Unilever Brand Liquid I.V. Takes Its First Steps Into TV, OTT, OOH And MMM

You can call it a heat wave – but Liquid I.V. sees an opportunity.

The Unilever-owned brand, which makes powder that gets added to water to improve hydration (and taste), began its first national branding campaign a week ago, including its first TV, OTT and out-of-home media buys.

Liquid I.V. was acquired by Unilever in 2020 and six months ago added Stacey Andrade, a long-time brand director at Procter & Gamble, as its VP of marketing.

The brand and the company have now reached an “inflection point where we feel very well equipped to scale,” Andrade said.

Driving awareness and educating consumers are the top orders of business. And for Liquid I.V., which found its early traction as a Facebook and Instagram-based brand, that means exercising very different marketer muscles.

Liquid I.V. started with a massive consumer research report, Andrade said, and some of the findings were surprising.

For example, Liquid I.V. has historically targeted competitive sports, especially endurance athletes or those who are exposed to the sun for hours – but turns out that isn’t the best focus for a national branding effort.

Athlete influencer-types were among Liquid I.V.’s first loyal customers, but in order to reach less active (and more typical) consumers, the research pointed away from high-intensity activities and towards outdoor activities, hobbies and even relaxation, Andrade said.

The storytelling focus needed a change. And then there’s the measurement aspect.

Liquid I.V. has relied primarily on campaigns tied to direct sales and attribution, like affiliate-style social shopper traffic or sponsored product listings. But since the company is adding many new marketing channels (and legacy media at that), Liquid I.V. is also conducting its first media mix modeling report for this campaign.

Andrade said Liquid I.V. added an MMM vendor “to be able to say: ‘Okay, as a body of evidence, is this really moving the needle in the way that we would like to so we have ongoing tracking of things like our awareness numbers or household penetration numbers?’” She declined to specify the vendor.

The new campaign won’t necessarily drive direct conversions, but Andrade said the MMM information following the campaign should demonstrate which tactics or channels improved brand awareness and, most importantly, which has an impact on consumers in terms of education about the value of a powdered hydration product.

“In many ways, this campaign is like a big test for Liquid I.V.,” she said.

MMM will be a more thorough analysis of many different channels, she said. For instance, OOH ads may prove their value if the cities targeted for that media show a strong jump in Liquid I.V. awareness and sales compared to similar cities without OOH placements. And whole channels, such as YouTube, Instagram and Facebook, can be judged not on their in-the-moment optimization or self-reported conversions, but by a third-party vendor them alongside other entire channels.

The cost of MMM, however, is more than the price a brand pays its partner run surveys and parse the data.
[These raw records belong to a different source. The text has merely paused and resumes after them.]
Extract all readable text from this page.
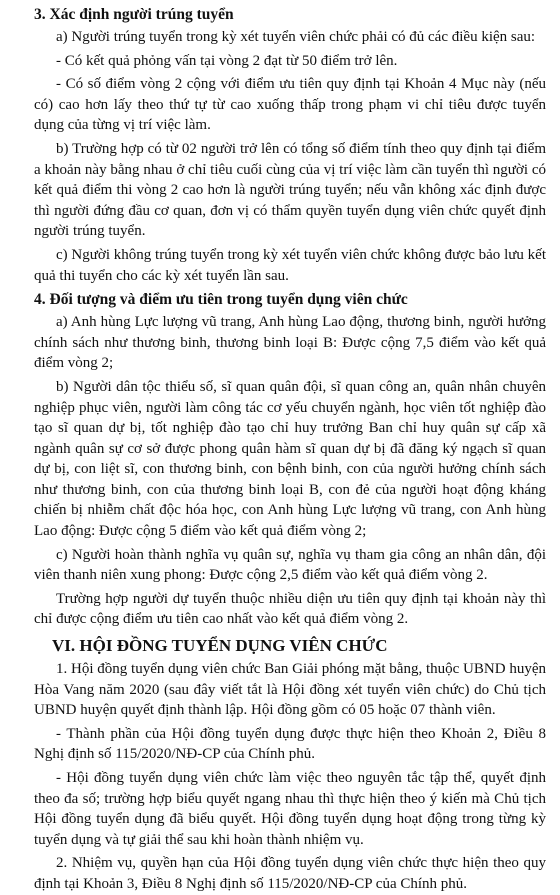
3. Xác định người trúng tuyển

a) Người trúng tuyển trong kỳ xét tuyển viên chức phải có đủ các điều kiện sau:

- Có kết quả phỏng vấn tại vòng 2 đạt từ 50 điểm trở lên.

- Có số điểm vòng 2 cộng với điểm ưu tiên quy định tại Khoản 4 Mục này (nếu có) cao hơn lấy theo thứ tự từ cao xuống thấp trong phạm vi chỉ tiêu được tuyển dụng của từng vị trí việc làm.

b) Trường hợp có từ 02 người trở lên có tổng số điểm tính theo quy định tại điểm a khoản này bằng nhau ở chỉ tiêu cuối cùng của vị trí việc làm cần tuyển thì người có kết quả điểm thi vòng 2 cao hơn là người trúng tuyển; nếu vẫn không xác định được thì người đứng đầu cơ quan, đơn vị có thẩm quyền tuyển dụng viên chức quyết định người trúng tuyển.

c) Người không trúng tuyển trong kỳ xét tuyển viên chức không được bảo lưu kết quả thi tuyển cho các kỳ xét tuyển lần sau.

4. Đối tượng và điểm ưu tiên trong tuyển dụng viên chức

a) Anh hùng Lực lượng vũ trang, Anh hùng Lao động, thương binh, người hưởng chính sách như thương binh, thương binh loại B: Được cộng 7,5 điểm vào kết quả điểm vòng 2;

b) Người dân tộc thiểu số, sĩ quan quân đội, sĩ quan công an, quân nhân chuyên nghiệp phục viên, người làm công tác cơ yếu chuyển ngành, học viên tốt nghiệp đào tạo sĩ quan dự bị, tốt nghiệp đào tạo chỉ huy trưởng Ban chỉ huy quân sự cấp xã ngành quân sự cơ sở được phong quân hàm sĩ quan dự bị đã đăng ký ngạch sĩ quan dự bị, con liệt sĩ, con thương binh, con bệnh binh, con của người hưởng chính sách như thương binh, con của thương binh loại B, con đẻ của người hoạt động kháng chiến bị nhiễm chất độc hóa học, con Anh hùng Lực lượng vũ trang, con Anh hùng Lao động: Được cộng 5 điểm vào kết quả điểm vòng 2;

c) Người hoàn thành nghĩa vụ quân sự, nghĩa vụ tham gia công an nhân dân, đội viên thanh niên xung phong: Được cộng 2,5 điểm vào kết quả điểm vòng 2.

Trường hợp người dự tuyển thuộc nhiều diện ưu tiên quy định tại khoản này thì chỉ được cộng điểm ưu tiên cao nhất vào kết quả điểm vòng 2.

VI. HỘI ĐỒNG TUYỂN DỤNG VIÊN CHỨC

1. Hội đồng tuyển dụng viên chức Ban Giải phóng mặt bằng, thuộc UBND huyện Hòa Vang năm 2020 (sau đây viết tắt là Hội đồng xét tuyển viên chức) do Chủ tịch UBND huyện quyết định thành lập. Hội đồng gồm có 05 hoặc 07 thành viên.

- Thành phần của Hội đồng tuyển dụng được thực hiện theo Khoản 2, Điều 8 Nghị định số 115/2020/NĐ-CP của Chính phủ.

- Hội đồng tuyển dụng viên chức làm việc theo nguyên tắc tập thể, quyết định theo đa số; trường hợp biểu quyết ngang nhau thì thực hiện theo ý kiến mà Chủ tịch Hội đồng tuyển dụng đã biểu quyết. Hội đồng tuyển dụng hoạt động trong từng kỳ tuyển dụng và tự giải thể sau khi hoàn thành nhiệm vụ.

2. Nhiệm vụ, quyền hạn của Hội đồng tuyển dụng viên chức thực hiện theo quy định tại Khoản 3, Điều 8 Nghị định số 115/2020/NĐ-CP của Chính phủ.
Setting up an MMM program takes time and the brand also has to wait before analyzing results.

In Liquid I.V.’s case, the plan is to start looking and run models a few months after the campaign ends, “in order to influence how we plan and decide what our strategy looks like for next year,” Andrade said.
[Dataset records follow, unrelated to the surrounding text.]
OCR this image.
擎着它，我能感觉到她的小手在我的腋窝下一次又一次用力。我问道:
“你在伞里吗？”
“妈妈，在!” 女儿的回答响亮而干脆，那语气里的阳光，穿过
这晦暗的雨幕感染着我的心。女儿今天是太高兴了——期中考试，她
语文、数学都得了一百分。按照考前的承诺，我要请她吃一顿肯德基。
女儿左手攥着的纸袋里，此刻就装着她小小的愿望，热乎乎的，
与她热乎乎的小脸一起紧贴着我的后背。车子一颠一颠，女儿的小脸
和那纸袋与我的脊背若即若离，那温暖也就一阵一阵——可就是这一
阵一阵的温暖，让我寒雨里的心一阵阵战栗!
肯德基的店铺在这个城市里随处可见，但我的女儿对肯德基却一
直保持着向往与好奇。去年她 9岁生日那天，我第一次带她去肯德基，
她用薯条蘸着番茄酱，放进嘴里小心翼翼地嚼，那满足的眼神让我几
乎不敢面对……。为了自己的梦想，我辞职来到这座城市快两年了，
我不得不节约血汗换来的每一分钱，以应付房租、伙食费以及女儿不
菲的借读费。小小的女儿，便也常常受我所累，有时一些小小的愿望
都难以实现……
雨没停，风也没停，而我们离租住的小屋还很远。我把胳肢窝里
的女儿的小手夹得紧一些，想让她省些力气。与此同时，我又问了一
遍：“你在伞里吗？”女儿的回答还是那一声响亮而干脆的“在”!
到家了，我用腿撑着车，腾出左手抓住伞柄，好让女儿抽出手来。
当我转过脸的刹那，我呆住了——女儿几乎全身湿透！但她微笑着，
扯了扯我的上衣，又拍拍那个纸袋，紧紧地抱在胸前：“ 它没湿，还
But there is still room for instant data feedback and optimization, she said.

“One of the things I’m really excited about with Liquid I.V. after my background in longstanding CPG brands like Procter & Gamble is the benefit of a DTC property,” she said. For instance, because Liquid I.V. has a strong DTC ecommerce business, it can see if and when TV campaigns or OOH helped drive digital traffic, since the company can attribute by tracking any surge in search and site numbers in a specific market.

“There are a couple of metrics that I would say are short term, even real time, and allow us to pivot and be flexible as needed,” Andrade said.

For comparison’s sake, a P&G laundry detergent brand doesn’t have a site that provides a reliable stream of first-party data signals to gauge the efficacy of its TV ads.

“As we learn more and as we layer on this upper funnel to what until now has largely been a performance marketing company, it’s going to illuminate what is really effective at driving awareness,” Andrade said.

Some channels, for instance, are focused entirely on conversions, but don’t drive home the marketing objectives of helping people understand how Liquid I.V. works and getting them to consider the product as a hydration benefit.

“Where are the best returns in terms of being able to tell a story versus being laser-focused on conversion?” Andrade said. “The answer may evolve the future of our marketing strategy and the platforms that we choose to prioritize.”